На следующий день в том же зале во время лекции мне из рук в руки передали записку без подписи: «Молодец! Ты вчера хорошо держалась на собрании». Это был бальзам для моей души. Рискованно было, конечно, так писать в те времена. Но все же кто-то осмелился.

* * *

Через несколько дней в домоуправлении «Люкса» я оформила справку, удостоверявшую, что я являюсь женой Ли Мина, – других документов, подтверждающих наши отношения, у меня не было – и поехала на розыски. Начала с Бутырки, как в просторечии называют Бутырскую тюрьму. То, что я там увидела, меня потрясло. Обширное помещение до отказа было заполнено людьми. Окошечек было несколько, к каждому из них вились длинные очереди, концы которых найти было нелегко. Наконец я пристроилась к той очереди, которая тянулась к окошечку, где давали справки об арестованных, фамилии которых начинались с буквы «Л». В очереди стояли одни женщины, в основном пожилые и совсем старые, и редко-редко можно было увидеть мужчину. Каких только историй я не наслушалась, пока там стояла! Жены разыскивали мужей, матери – сыновей и дочерей, сгинувших бесследно.

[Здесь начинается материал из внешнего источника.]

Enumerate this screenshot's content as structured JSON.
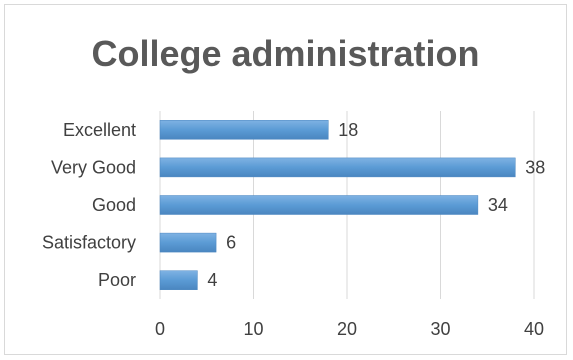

Одна старая женщина, помню, рассказывала про сына, выдвинутого на должность директора завода, и горестно резюмировала: «Вот и довыдвигали!» Стояла я долго, несколько часов, и всего лишь затем, чтобы после того, как я предъявила паспорт в окошечке, мне его швырнули обратно, грубо отрезав: «Нет такого!»

Так с того дня началось мое хождение по тюрьмам. После Бутырки была я в Таганской и даже Лефортовской тюрьме, хотя и слышала, что там содержались только особо важные «политические преступники», как в царские времена в Шлиссельбургской крепости или Алексеевском равелине Петропавловки. Ходила в тюрьму на Рождественском бульваре, заведомо зная, что там сидят одни уголовники. Но все же теплилась надежда: «А вдруг найду там!» Пыталась навести справки и во внутренней Лубянской тюрьме, приемная которой находилась на Кузнецком мосту. И всюду одна и та же безрадостная картина: толпы людей, измученных, страдающих, но все же не потерявших надежду узнать что-нибудь о близких. А сколько еще было других – тех, кто размежевался с родными, и тех, кто из-за боязни не решался наводить о них справки! Какова же была амплитуда арестов! Какие обвальные масштабы репрессий! В этом я смогла убедиться во время своего бесплодного хождения по тюрьмам. Мне стало казаться, что я сойду с ума. Я не могла уразуметь, что происходит? Откуда столько врагов народа? Как же могла удержаться Советская власть? Взяли такого человека, как мой муж, – искренне преданного делу революции. Значит, берут и таких, и, наверное, немало!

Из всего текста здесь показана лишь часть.